While Smiley says acquisition may be a faster route, it took only about a year for First Bank of Central Ohio to open, which it did in April 2021. By taking the path it did, the bank was “able to start something fresh,” he adds.
Signing on customers is yet another hurdle for de novos. “You’re having to take market share away from other banks to get customers, unless you’re in a really high growth area,” Cole says.
Tuck agrees. “De novos may have customer relationships with individuals, but they don’t have longstanding, deep-rooted, ‘I’ve banked at this bank for 20 or 30 years,’ types of relationships,” he says.
Finding your niche
One solution is to target a specific niche, a strategy used by Bank of Bird-in-Hand. Maley says understanding the Amish community’s commitment to helping one another is how Bank of Bird-in-Hand is growing $100 million to $150 million in assets each year while successfully raising capital, too. “The people we serve will repay their loans,” she says. “They’ll eat turnips if they have to, but they’ll pay you back.”

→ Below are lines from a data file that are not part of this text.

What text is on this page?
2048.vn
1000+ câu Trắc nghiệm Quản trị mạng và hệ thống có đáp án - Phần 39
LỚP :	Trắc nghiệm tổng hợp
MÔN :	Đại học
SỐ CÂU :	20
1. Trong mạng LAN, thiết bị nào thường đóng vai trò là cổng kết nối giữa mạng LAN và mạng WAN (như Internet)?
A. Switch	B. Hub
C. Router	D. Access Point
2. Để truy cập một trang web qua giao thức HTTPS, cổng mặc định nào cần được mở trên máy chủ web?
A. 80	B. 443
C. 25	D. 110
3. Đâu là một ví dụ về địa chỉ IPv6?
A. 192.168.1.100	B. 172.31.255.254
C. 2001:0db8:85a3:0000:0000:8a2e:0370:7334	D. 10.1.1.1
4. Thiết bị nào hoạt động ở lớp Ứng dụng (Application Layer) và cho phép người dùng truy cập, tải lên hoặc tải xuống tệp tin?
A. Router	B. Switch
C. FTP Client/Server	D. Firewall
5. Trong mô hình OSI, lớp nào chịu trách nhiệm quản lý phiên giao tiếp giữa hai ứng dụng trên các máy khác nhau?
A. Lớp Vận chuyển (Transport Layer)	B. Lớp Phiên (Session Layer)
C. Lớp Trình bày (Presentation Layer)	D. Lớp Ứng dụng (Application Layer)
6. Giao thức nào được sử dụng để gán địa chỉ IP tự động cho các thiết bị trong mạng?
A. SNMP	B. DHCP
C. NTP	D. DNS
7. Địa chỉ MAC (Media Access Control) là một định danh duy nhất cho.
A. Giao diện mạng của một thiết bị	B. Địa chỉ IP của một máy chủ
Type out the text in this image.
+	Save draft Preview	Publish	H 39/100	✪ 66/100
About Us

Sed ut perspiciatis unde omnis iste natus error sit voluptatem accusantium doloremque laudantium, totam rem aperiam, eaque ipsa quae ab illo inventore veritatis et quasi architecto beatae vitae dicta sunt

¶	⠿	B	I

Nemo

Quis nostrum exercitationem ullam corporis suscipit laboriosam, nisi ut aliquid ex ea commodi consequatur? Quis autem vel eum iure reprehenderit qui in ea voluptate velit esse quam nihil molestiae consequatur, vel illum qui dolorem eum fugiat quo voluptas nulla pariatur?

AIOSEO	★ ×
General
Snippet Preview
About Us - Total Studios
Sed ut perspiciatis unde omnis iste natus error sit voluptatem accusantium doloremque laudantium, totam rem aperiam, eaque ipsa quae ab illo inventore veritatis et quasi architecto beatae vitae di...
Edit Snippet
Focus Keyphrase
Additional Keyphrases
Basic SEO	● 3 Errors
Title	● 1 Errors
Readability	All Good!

Several new banks, such as Genesis Bank, are targeting a digitally savvy niche. “The pandemic forced everybody of every age and every demographic to change their behavior and embrace technology,” Gordon says. “Everyone learned how to transfer money, pay bills and wire funds either online or through mobile.”
Genesis Bank has no legacy systems or platforms. “We have our fingerprints all over the technology,” he says. “We’re able to entirely focus on the client in the manner that the client wants to function.”

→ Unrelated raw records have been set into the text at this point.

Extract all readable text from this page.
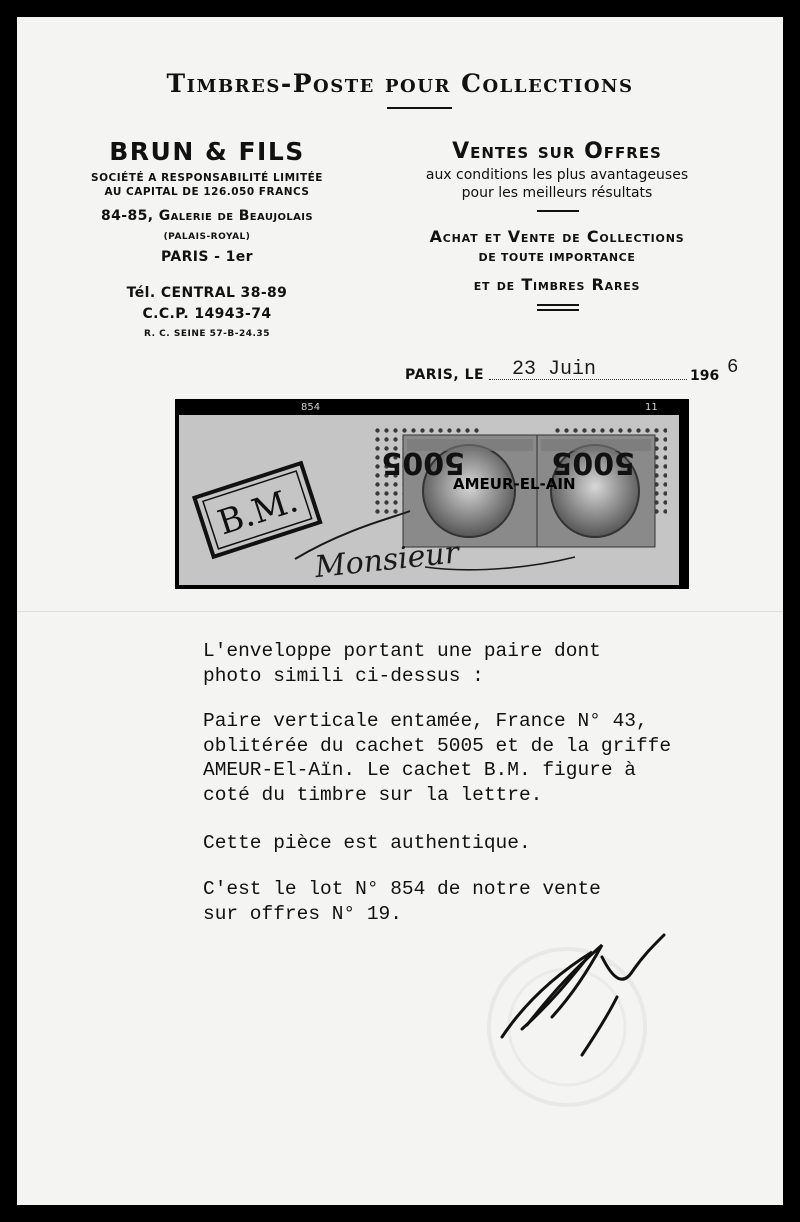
Timbres-Poste pour Collections
BRUN & FILS
SOCIÉTÉ A RESPONSABILITÉ LIMITÉE
AU CAPITAL DE 126.050 FRANCS
84-85, Galerie de Beaujolais
(PALAIS-ROYAL)
PARIS - 1er
Tél. CENTRAL 38-89
C.C.P. 14943-74
R. C. SEINE 57-B-24.35
Ventes sur Offres
aux conditions les plus avantageuses
pour les meilleurs résultats
Achat et Vente de Collections
DE TOUTE IMPORTANCE
et de Timbres Rares
PARIS, LE 23 Juin	196 6
854	11
B.M.
5005	5005
AMEUR-EL-AIN
Monsieur

L'enveloppe portant une paire dont
photo simili ci-dessus :

Paire verticale entamée, France N° 43,
oblitérée du cachet 5005 et de la griffe
AMEUR-El-Aïn. Le cachet B.M. figure à
coté du timbre sur la lettre.

Cette pièce est authentique.

C'est le lot N° 854 de notre vente
sur offres N° 19.
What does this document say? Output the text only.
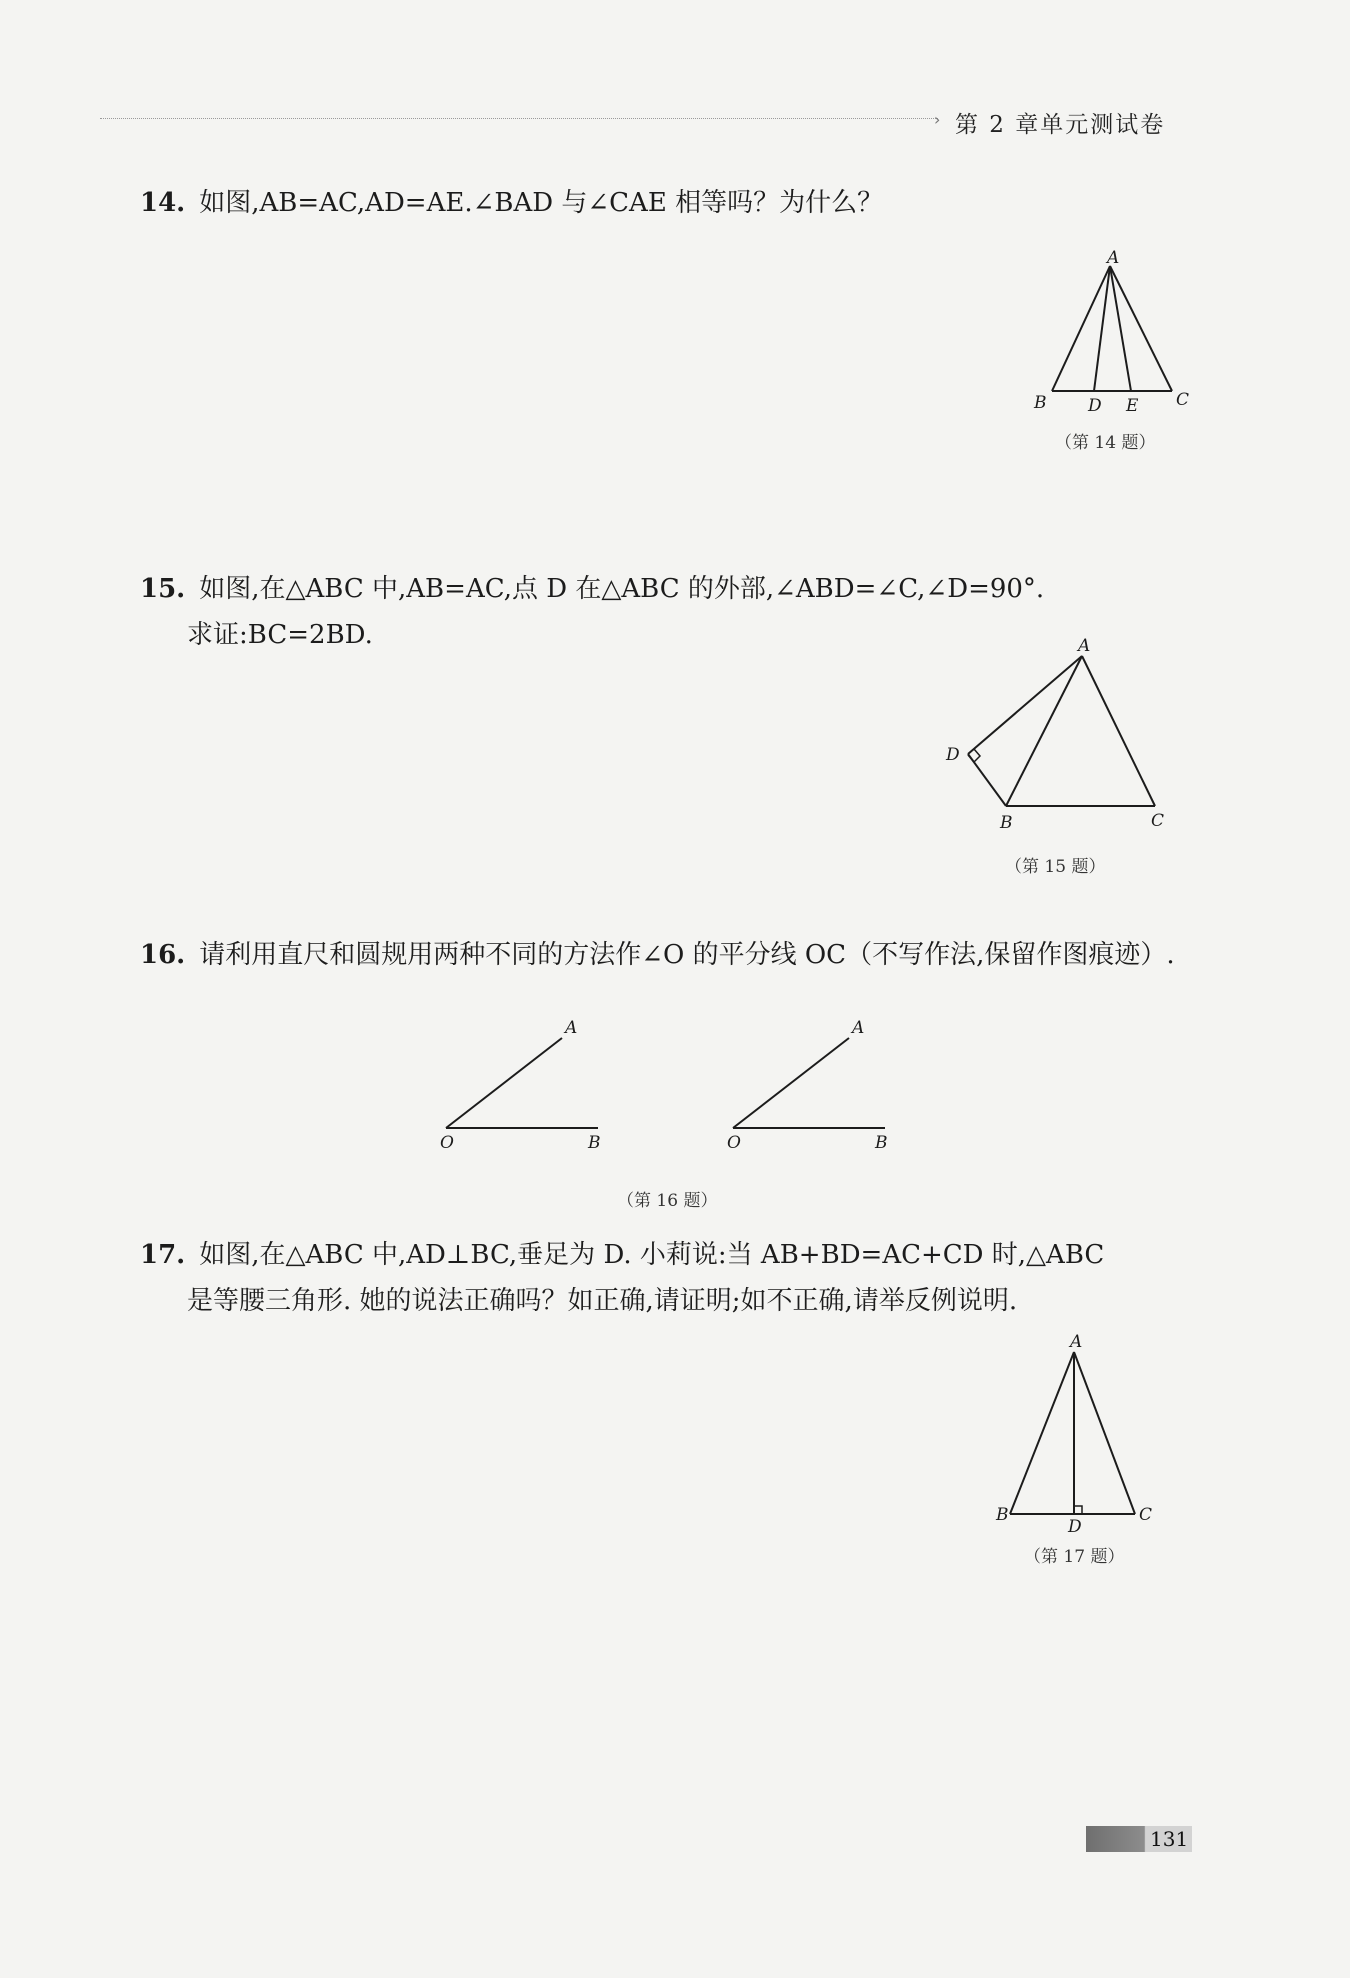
› 第 2 章单元测试卷
14. 如图,AB=AC,AD=AE.∠BAD 与∠CAE 相等吗？为什么？
A
B D E C
（第 14 题）
15. 如图,在△ABC 中,AB=AC,点 D 在△ABC 的外部,∠ABD=∠C,∠D=90°.
求证:BC=2BD.	A
D
B	C
（第 15 题）
16. 请利用直尺和圆规用两种不同的方法作∠O 的平分线 OC（不写作法,保留作图痕迹）.
A
O	B
A
O	B
（第 16 题）
17. 如图,在△ABC 中,AD⊥BC,垂足为 D. 小莉说:当 AB+BD=AC+CD 时,△ABC
是等腰三角形. 她的说法正确吗？如正确,请证明;如不正确,请举反例说明.
A
B
D
C
（第 17 题）
131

Regardless of niche, it’s important for any de novo or community bank to understand its target customer and how to address their needs. “In the end, it’s the community that matters,” Maley says, “and we’re part of a community of people helping people.”
How one de novo reflects its diverse community
Genesis Bank in Newport Beach, Calif., is one of just two of the nation’s 143 MDIs, or minority depositary institutions, with the distinction of being diverse and multiracial, according to founding chairman and CEO Stephen Gordon. The de novo, which serves a “majority-minority” community in the Los Angeles area, also has a majority-minority seven-person board.
Gordon and the Genesis Bank team were inspired to launch the de novo, in part, because large banks pulled away from their communities during the pandemic. “There were many, many businesses left behind, and the banks did not step up and lead to the level that they should have,” he says. “We are putting our money where our mouth is by being designated an MDI.”
So far, the strategy is working. Genesis Bank opened in August 2021 with $57 million in capital, roughly half of which Gordon supplied himself. The bank is contemplating a second round of capital raising. “Being an MDI, there’s a very strong affinity for the institution and our mission,” Gordon says. “We’re drinking a little bit from a fire hose, and that’s a nice position to be in.”
Elizabeth Judd is a writer in Virginia.